Der 80-jährige Mozes gehörte zu den drei Israelis und fünf Thailändern, die am Donnerstag im Rahmen des Waffenstillstands zwischen der Hamas und Jerusalem aus der Gefangenschaft der Terroristen befreit wurden, 482 Tage nachdem sie während des Massakers der Terrorgruppe am 7. Oktober 2023 entführt worden waren.

Machikawa traf ihren Onkel am Freitag.

Gadi Mozes. Foto: Mit freundlicher Genehmigung, via JNS.

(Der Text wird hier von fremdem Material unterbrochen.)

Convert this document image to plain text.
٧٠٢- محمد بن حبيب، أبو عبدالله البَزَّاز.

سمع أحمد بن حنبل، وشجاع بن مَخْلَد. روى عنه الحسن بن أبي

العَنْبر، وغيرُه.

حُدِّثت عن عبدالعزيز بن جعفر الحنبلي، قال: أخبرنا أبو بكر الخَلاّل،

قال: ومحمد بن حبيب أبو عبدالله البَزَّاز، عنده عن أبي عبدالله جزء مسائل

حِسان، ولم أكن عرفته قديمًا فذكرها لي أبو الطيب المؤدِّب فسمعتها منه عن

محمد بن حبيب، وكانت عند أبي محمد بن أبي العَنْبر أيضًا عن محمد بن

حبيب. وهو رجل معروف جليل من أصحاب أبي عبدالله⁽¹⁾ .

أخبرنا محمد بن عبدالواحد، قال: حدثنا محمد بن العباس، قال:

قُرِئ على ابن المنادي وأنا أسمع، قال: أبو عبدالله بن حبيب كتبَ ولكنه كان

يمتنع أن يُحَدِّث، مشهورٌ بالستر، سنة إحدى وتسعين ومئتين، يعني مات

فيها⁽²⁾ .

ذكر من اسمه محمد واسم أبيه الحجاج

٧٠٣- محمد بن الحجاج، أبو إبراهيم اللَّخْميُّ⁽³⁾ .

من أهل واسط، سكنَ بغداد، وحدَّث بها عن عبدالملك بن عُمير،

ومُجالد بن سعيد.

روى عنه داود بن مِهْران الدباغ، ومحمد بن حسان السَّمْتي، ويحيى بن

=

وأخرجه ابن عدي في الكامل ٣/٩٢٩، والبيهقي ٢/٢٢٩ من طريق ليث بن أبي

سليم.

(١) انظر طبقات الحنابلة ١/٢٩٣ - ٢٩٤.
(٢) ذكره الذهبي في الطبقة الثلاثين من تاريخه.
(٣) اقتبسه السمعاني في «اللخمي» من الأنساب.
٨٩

„Es ist eine solche Erleichterung. Es ist ganz erstaunlich. Es fühlt sich an, als ob mein Körper ganz angespannt war und sich langsam wieder beruhigt. Es ist ein ganz spezielles Gefühl“, sagte Machikawa gegenüber JNS. „Ich glaube nicht, dass Menschen, die das nicht erlebt haben, dieses Wiedersehen mit geliebten Menschen verstehen können.“

In der ersten Phase des Waffenstillstands, der am 19. Januar begann und sechs Wochen dauern soll, wurden bisher insgesamt 13 Geiseln freigelassen. Weitere 20 Entführte sollen in dieser Phase freigelassen werden, von denen acht als tot gelten.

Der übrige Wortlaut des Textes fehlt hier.